Pandey spent three years sampling and rating varied types of tea, until—prompted again by Arun Lal who thought his career would be better served by his wit— he shifted to Mumbai to join advertising.
Aged 27, Pandey was hired by O&M as a trainee account executive on a salary that was roughly one-third of what he made as a tea taster. As a liaison man between the client and the creative department of the agency, he would often find himself being roped in by the latter for help with ideas. Once his national integration song Mile Sur Mera Tumhara hit success, however, it was creative all the way for him.
Luna, Fevicol, Cadbury, his campaigns would achieve success with unfailing regularity. He drew inspiration from just about anywhere. For Cadbury’s Dairy Milk, for example, his challenge was to appeal to adults as well, not just children. On a flight back from the US, a conversation he’d had with a 70-year-old acquaintance on the trip kept playing in his head, he recalls. The man had gone on a scary Disney Park ride soon after an angioplasty and explained that he was checking if the doctors had done a good job. “By the time my flight landed in Mumbai, I had the campaign clearly thought through, and a song written at the back of my boarding card,” he says. The commercial, about a young girl rushing onto a cricket field after her boyfriend hits the winning runs—with Kuch khaas hai playing as its theme song—was to prove exceptionally popular.
All of this, however, has been overshadowed of late by the fame Pandey has achieved as the man behind the BJP’s ad campaign of 2014. From the catchy, ‘Ab ki baar, Modi sarkar’ to ‘Achche din’ as a promise, all of it clicked. “If you look at political advertisements, you will see a lot of language that are not commonly used. It is more like two parties talking to each another,” Pandey says. “So what we used is how people speak commonly. That was the way it would be catchy.” It’s a campaign that will be talked about for decades to come.
The one revolution that Pandey admits he has no clue about, though, is that of online advertising. Pandey is famously technologically- challenged. He keeps away from digital gadgets and has only recently begun to use WhatsApp. When I ask how he plans to tackle this medium, he says he’s doing it by surrounding himself with those who are passionate about it. And just as he finishes his explanation, he returns, once again, to a cricket analogy. “You might be a terrific fast bowler,” he says. “But you still have to appreciate the wicket-keeper.”
EXCERPT
BJP Campaign: The Walk to the Capital
It’s so easy to forget history. When we look at the composition of the current Lok Sabha, with the BJP occupying 288 seats, we forget that the victory wasn’t as simple as it looks. In July 2013, an opinion poll conducted by CNN-IBN indicated a divided India. The BJP was ahead, but only just. It seemed certain that the country was headed for a hung Parliament, with most of the opinion polls showing that no single party would win a majority and would have to cobble together a coalition government with other parties.

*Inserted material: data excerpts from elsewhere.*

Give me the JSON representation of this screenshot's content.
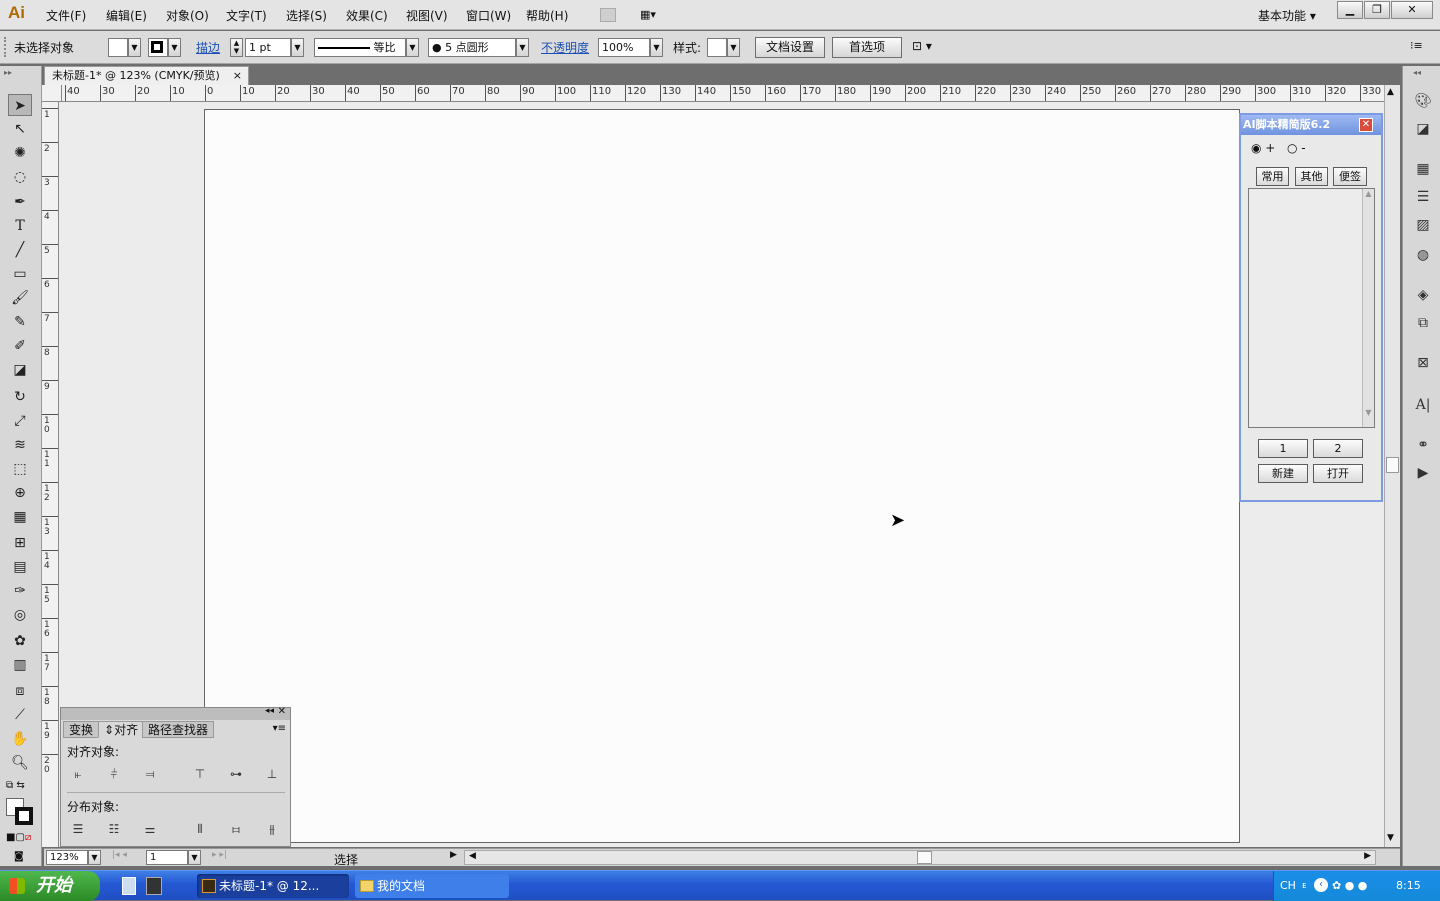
{
  "app": {
    "logo": "Ai"
  },
  "menu": [
    {
      "label": "文件(F)"
    },
    {
      "label": "编辑(E)"
    },
    {
      "label": "对象(O)"
    },
    {
      "label": "文字(T)"
    },
    {
      "label": "选择(S)"
    },
    {
      "label": "效果(C)"
    },
    {
      "label": "视图(V)"
    },
    {
      "label": "窗口(W)"
    },
    {
      "label": "帮助(H)"
    }
  ],
  "workspace": {
    "label": "基本功能"
  },
  "control": {
    "selection_label": "未选择对象",
    "stroke_label": "描边",
    "stroke_weight": "1 pt",
    "stroke_profile": "等比",
    "brush": "5 点圆形",
    "opacity_label": "不透明度",
    "opacity_value": "100%",
    "style_label": "样式:",
    "doc_setup": "文档设置",
    "prefs": "首选项"
  },
  "document": {
    "tab_title": "未标题-1* @ 123% (CMYK/预览)",
    "close": "×"
  },
  "ruler": {
    "h_ticks": [
      "40",
      "30",
      "20",
      "10",
      "0",
      "10",
      "20",
      "30",
      "40",
      "50",
      "60",
      "70",
      "80",
      "90",
      "100",
      "110",
      "120",
      "130",
      "140",
      "150",
      "160",
      "170",
      "180",
      "190",
      "200",
      "210",
      "220",
      "230",
      "240",
      "250",
      "260",
      "270",
      "280",
      "290",
      "300",
      "310",
      "320",
      "330"
    ],
    "v_ticks": [
      "1",
      "2",
      "3",
      "4",
      "5",
      "6",
      "7",
      "8",
      "9",
      "10",
      "11",
      "12",
      "13",
      "14",
      "15",
      "16",
      "17",
      "18",
      "19",
      "20"
    ]
  },
  "script_panel": {
    "title": "AI脚本精简版6.2",
    "radio_plus": "+",
    "radio_minus": "-",
    "tabs": [
      "常用",
      "其他",
      "便签"
    ],
    "page_buttons": [
      "1",
      "2"
    ],
    "new": "新建",
    "open": "打开"
  },
  "align_panel": {
    "tabs": [
      "变换",
      "对齐",
      "路径查找器"
    ],
    "align_objects": "对齐对象:",
    "distribute_objects": "分布对象:"
  },
  "status": {
    "zoom": "123%",
    "page": "1",
    "tool": "选择"
  },
  "taskbar": {
    "start": "开始",
    "tasks": [
      "未标题-1* @ 12...",
      "我的文档"
    ],
    "lang": "CH",
    "time": "8:15"
  }
}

On 7 September 2013, the BJP declared that Narendra Modi, the then Chief Minister of Gujarat, would be its prime ministerial candidate. This was a master stroke, even as the media was speculating on whether or not the BJP would name a candidate for Prime Minister in case a BJP-led coalition was voted to power. The BJP’s announcement of Narendra Modi as its candidate suggested that he would be the Prime Minister of a BJP government, not a BJP-led coalition government.

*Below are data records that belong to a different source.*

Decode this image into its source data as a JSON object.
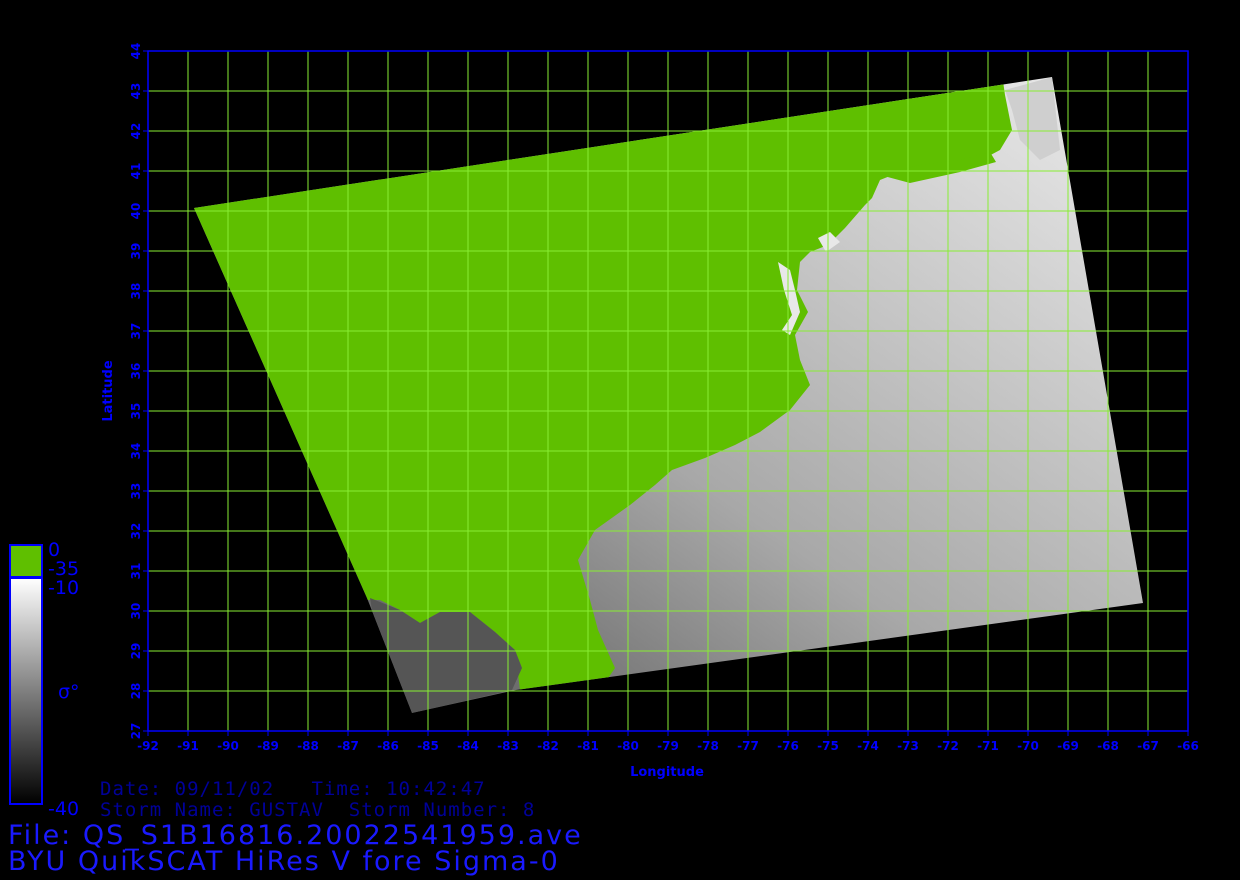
{
  "axes": {
    "xlabel": "Longitude",
    "ylabel": "Latitude",
    "xlim": [
      -92,
      -66
    ],
    "ylim": [
      27,
      44
    ],
    "x_ticks": [
      "-92",
      "-91",
      "-90",
      "-89",
      "-88",
      "-87",
      "-86",
      "-85",
      "-84",
      "-83",
      "-82",
      "-81",
      "-80",
      "-79",
      "-78",
      "-77",
      "-76",
      "-75",
      "-74",
      "-73",
      "-72",
      "-71",
      "-70",
      "-69",
      "-68",
      "-67",
      "-66"
    ],
    "y_ticks": [
      "27",
      "28",
      "29",
      "30",
      "31",
      "32",
      "33",
      "34",
      "35",
      "36",
      "37",
      "38",
      "39",
      "40",
      "41",
      "42",
      "43",
      "44"
    ],
    "grid": true,
    "grid_color": "#88ee33",
    "axis_color": "#0000ff"
  },
  "swath": {
    "corners_lonlat": [
      [
        -90.9,
        40.1
      ],
      [
        -68.7,
        43.4
      ],
      [
        -67.1,
        30.2
      ],
      [
        -84.6,
        27.5
      ]
    ],
    "land_color": "#5fbf00",
    "ocean_colors": [
      "#4a4a4a",
      "#eeeeee"
    ]
  },
  "colorbar": {
    "land_labels": [
      "0",
      "-35"
    ],
    "ocean_labels": [
      "-10",
      "-40"
    ],
    "symbol": "σ°",
    "land_color": "#5fbf00",
    "ocean_top_color": "#ffffff",
    "ocean_bottom_color": "#000000"
  },
  "info": {
    "date_line": "Date: 09/11/02   Time: 10:42:47",
    "storm_line": "Storm Name: GUSTAV  Storm Number: 8",
    "file_line": "File: QS_S1B16816.20022541959.ave",
    "title_line": "BYU QuikSCAT HiRes V fore Sigma-0"
  }
}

Shortly after came the audacious target that the BJP set for itself and announced: 272+ seats. In other words, a simple majority without the help or support of any other party.
Who would the BJP choose as their communication partner? After numerous presentations, the BJP awarded the account to Soho Square, a WPP agency that Ogilvy managed. The first task for Soho Square was to understand the subtle shifts in voter sentiment.
Once we got an understanding of what the voters felt, we had to come up with what the voters wanted to hear and what they would believe.